How To Work in Occupational Therapy

If you are searching for a career that can make a demonstrable difference in an individual's life, investigate becoming an occupational therapist.

The "occupational" refers to a person's job, but much more than that, includes anything that occupies a person's time, such as daily self-care and grooming, leisure activities, hobbies and community involvement. An occupational therapist works one on one with an individual who through disease or injury has experienced a change or loss of their regular occupational routine, both personal and professional.

Among the many kinds of individuals who can be helped by working with an occupational therapist are people who have suffered an on-the-job injury; those suffering chronic pain due to an accident or an ongoing physical condition such as backache or arthritis; those challenged by a debilitating disease such as Multiple Sclerosis, cancer or dementia; individuals prone to mental illness or substance abuse; children who have demonstrated learning disability; those recovering from surgery due to traumatic injury such as stroke, heart attack, broken bones and hip replacements; and people whose family situation and/or living conditions is causing them extreme stress.

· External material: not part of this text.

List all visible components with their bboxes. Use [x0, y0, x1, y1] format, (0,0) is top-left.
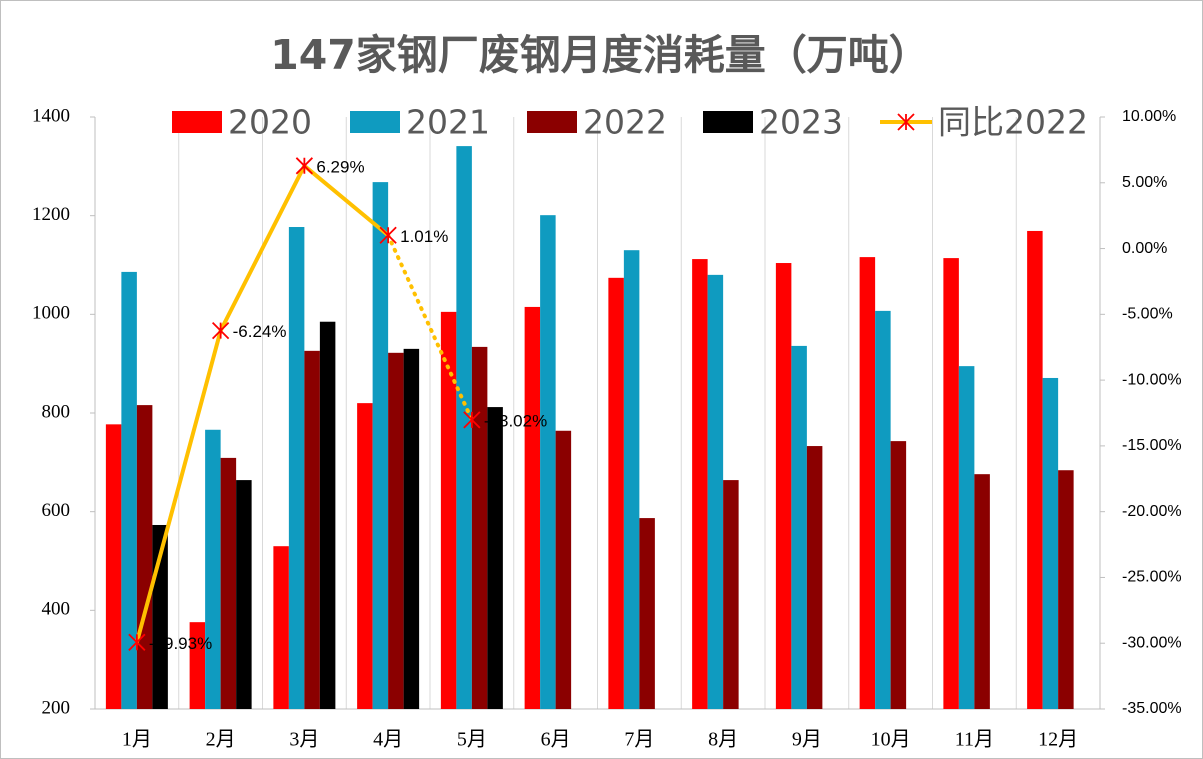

To become a professional occupational therapist, an individual must undertake four years of undergraduate study leading to a bachelor's degree in occupational therapy or rehabilitation, and often continue onto graduate studies in these areas. Before being able to practice in a healthcare setting, occupational therapists must also complete extensive fieldwork and successfully pass a certification exam.

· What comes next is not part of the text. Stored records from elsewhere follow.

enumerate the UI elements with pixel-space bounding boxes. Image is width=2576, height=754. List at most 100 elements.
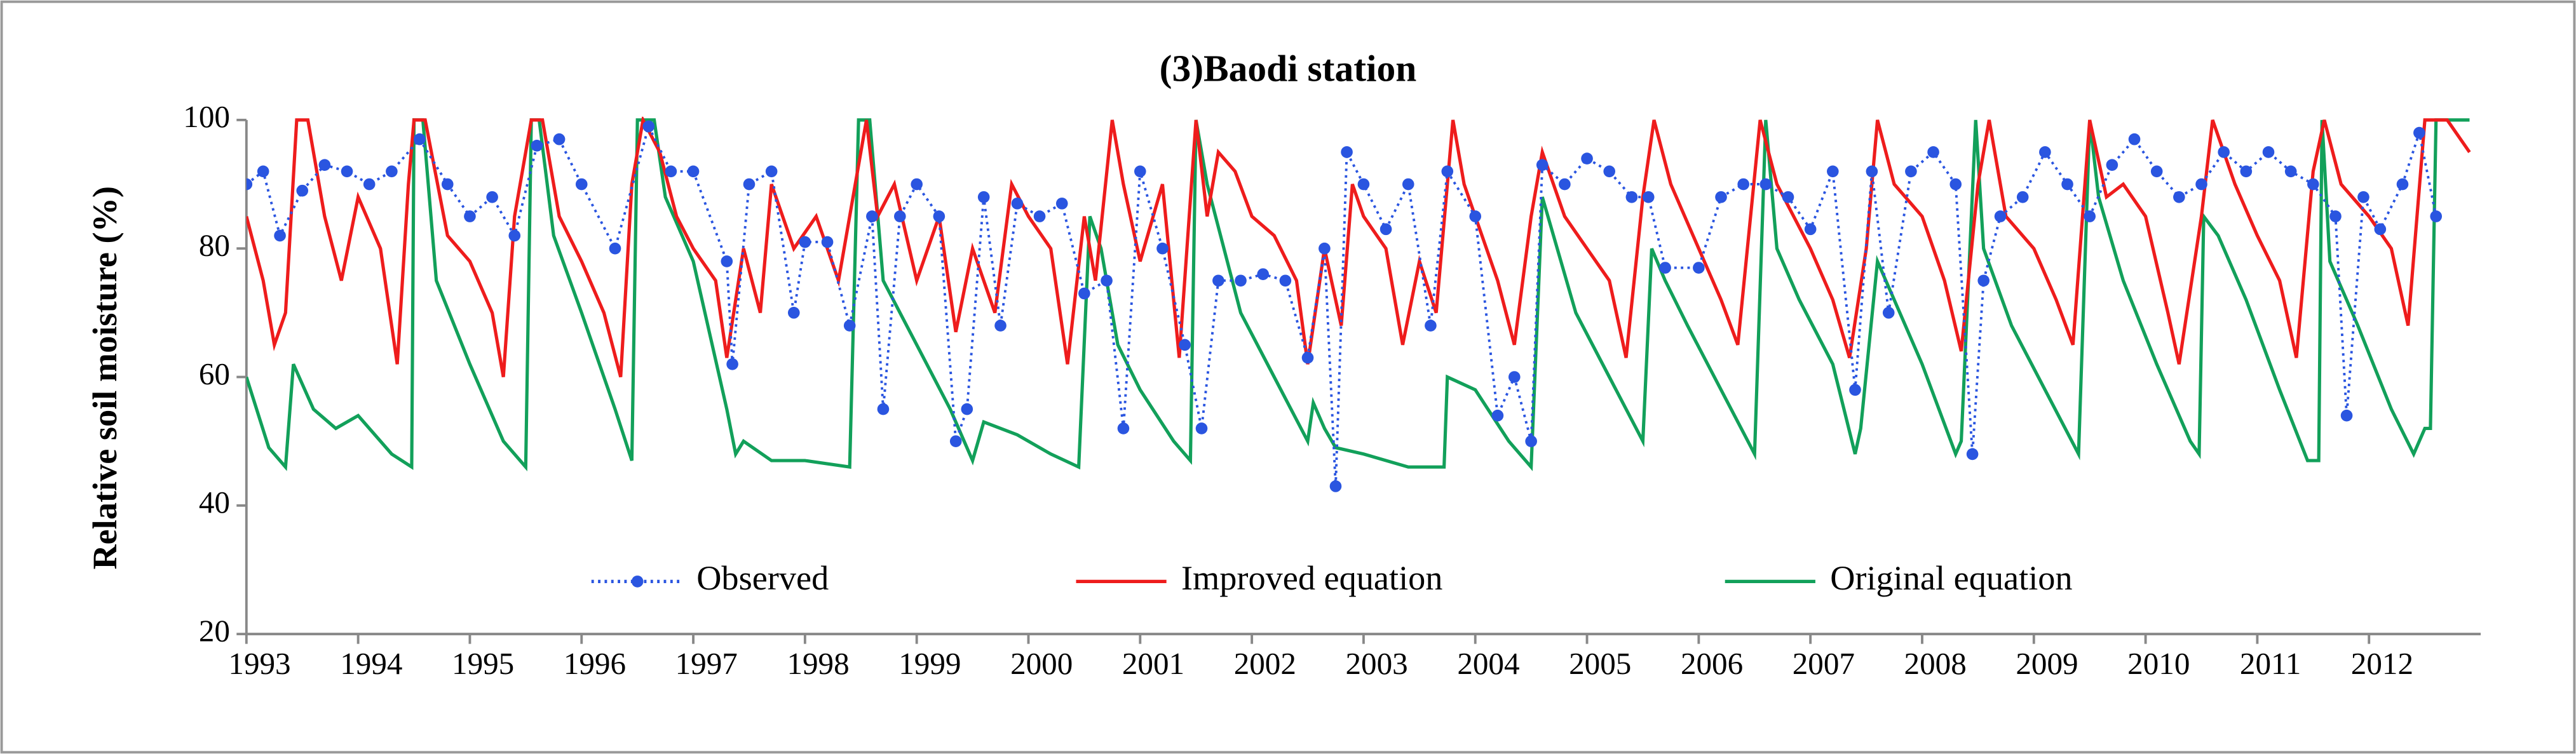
data-point (2340, 409, 2353, 422)
data-point (1235, 274, 1247, 287)
data-point (1279, 274, 1292, 287)
data-point (296, 184, 309, 197)
data-point (1994, 210, 2007, 222)
data-point (1905, 165, 1917, 178)
data-point (1441, 165, 1454, 178)
data-point (609, 242, 621, 255)
data-point (1581, 152, 1593, 165)
data-point (1402, 178, 1414, 191)
data-point (2374, 223, 2387, 236)
legend-label: Observed (696, 559, 829, 597)
x-tick-label: 2005 (1569, 646, 1631, 681)
data-point (1927, 146, 1939, 158)
data-point (531, 140, 543, 152)
data-point (687, 165, 700, 178)
data-point (464, 210, 476, 222)
data-point (441, 178, 454, 191)
data-point (1536, 159, 1549, 171)
data-point (1882, 307, 1895, 319)
data-point (2307, 178, 2319, 191)
data-point (977, 191, 990, 203)
data-point (246, 178, 253, 191)
x-tick-label: 1997 (675, 646, 738, 681)
data-point (2218, 146, 2230, 158)
data-point (2150, 165, 2163, 178)
data-point (1966, 448, 1979, 461)
data-point (665, 165, 677, 178)
data-point (2084, 210, 2096, 222)
data-point (1329, 480, 1342, 492)
x-tick-label: 2007 (1793, 646, 1855, 681)
data-point (2128, 133, 2141, 145)
data-point (866, 210, 878, 222)
data-point (1212, 274, 1224, 287)
data-point (1078, 287, 1090, 300)
data-point (2262, 146, 2275, 158)
plot-area (246, 116, 2471, 492)
data-point (1156, 242, 1169, 255)
data-point (726, 358, 738, 370)
data-point (575, 178, 588, 191)
x-tick-label: 2012 (2351, 646, 2413, 681)
series-line (246, 123, 2437, 487)
x-tick-label: 2008 (1904, 646, 1967, 681)
data-point (1469, 210, 1482, 222)
data-point (2240, 165, 2253, 178)
x-tick-label: 1994 (340, 646, 402, 681)
y-tick-label: 40 (199, 485, 230, 520)
data-point (721, 255, 733, 267)
y-tick-label: 60 (199, 356, 230, 391)
data-point (961, 403, 973, 415)
data-point (341, 165, 353, 178)
x-tick-label: 2002 (1234, 646, 1296, 681)
data-point (877, 403, 890, 415)
data-point (508, 229, 521, 242)
data-point (274, 229, 286, 242)
data-point (2413, 126, 2425, 139)
data-point (1033, 210, 1046, 222)
x-tick-label: 2009 (2016, 646, 2078, 681)
data-point (1301, 351, 1314, 364)
x-tick-label: 2004 (1457, 646, 1519, 681)
data-point (799, 236, 811, 248)
legend-label: Original equation (1830, 559, 2072, 597)
data-point (1625, 191, 1638, 203)
data-point (894, 210, 906, 222)
x-tick-label: 2001 (1122, 646, 1184, 681)
data-point (2195, 178, 2207, 191)
data-point (994, 320, 1007, 332)
data-point (1642, 191, 1655, 203)
data-point (1804, 223, 1817, 236)
data-point (2016, 191, 2029, 203)
y-tick-label: 100 (183, 99, 230, 134)
data-point (1715, 191, 1727, 203)
data-point (1341, 146, 1353, 158)
data-point (2357, 191, 2369, 203)
data-point (821, 236, 834, 248)
x-tick-label: 1995 (452, 646, 514, 681)
data-point (1380, 223, 1392, 236)
data-point (1491, 409, 1504, 422)
data-point (933, 210, 946, 222)
data-point (318, 159, 331, 171)
data-point (1737, 178, 1749, 191)
data-point (1659, 262, 1671, 274)
data-point (1849, 384, 1861, 396)
data-point (257, 165, 269, 178)
data-point (1693, 262, 1705, 274)
x-tick-label: 1993 (228, 646, 290, 681)
data-point (1603, 165, 1616, 178)
x-tick-label: 2006 (1681, 646, 1743, 681)
x-tick-label: 1998 (787, 646, 849, 681)
data-point (1525, 435, 1537, 447)
data-point (1179, 339, 1191, 351)
data-point (1977, 274, 1990, 287)
data-point (2106, 159, 2118, 171)
chart-title: (3)Baodi station (1160, 48, 1417, 90)
data-point (1011, 198, 1024, 210)
data-point (386, 165, 398, 178)
data-point (1782, 191, 1794, 203)
data-point (911, 178, 923, 191)
data-point (787, 307, 800, 319)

Practicing in the field, the occupational therapist works with each client individually with the overall goal to help the patient adjust to the frustration of their physical and mental limitations, to work to overcome them gradually and patiently, with the ultimate goal of assisting individuals in getting back to their jobs, and their ability to conduct day to day activities in their real lives as smoothly and painlessly as possible.

Occupational therapists work with clients in such areas as managing and eliminating stress, testing physical and vocational aptitude in order to transfer that to other jobs as necessary, promoting healthful dietary and daily habits, assisting in job searches and helping a client secure training and education for a change in jobs if their current physical and emotional situation does not allow them to return to their previous employment.

Working in occupational therapy requires an individual who is an excellent communicator, empathetic without being overly sympathetic, knows how to motivate, and who exercises a great deal of patience when faced with dismal, bleak and challenging situations.

The average annual salary for an occupational therapist is around $60,000, working in a hospital, clinic or other healthcare setting.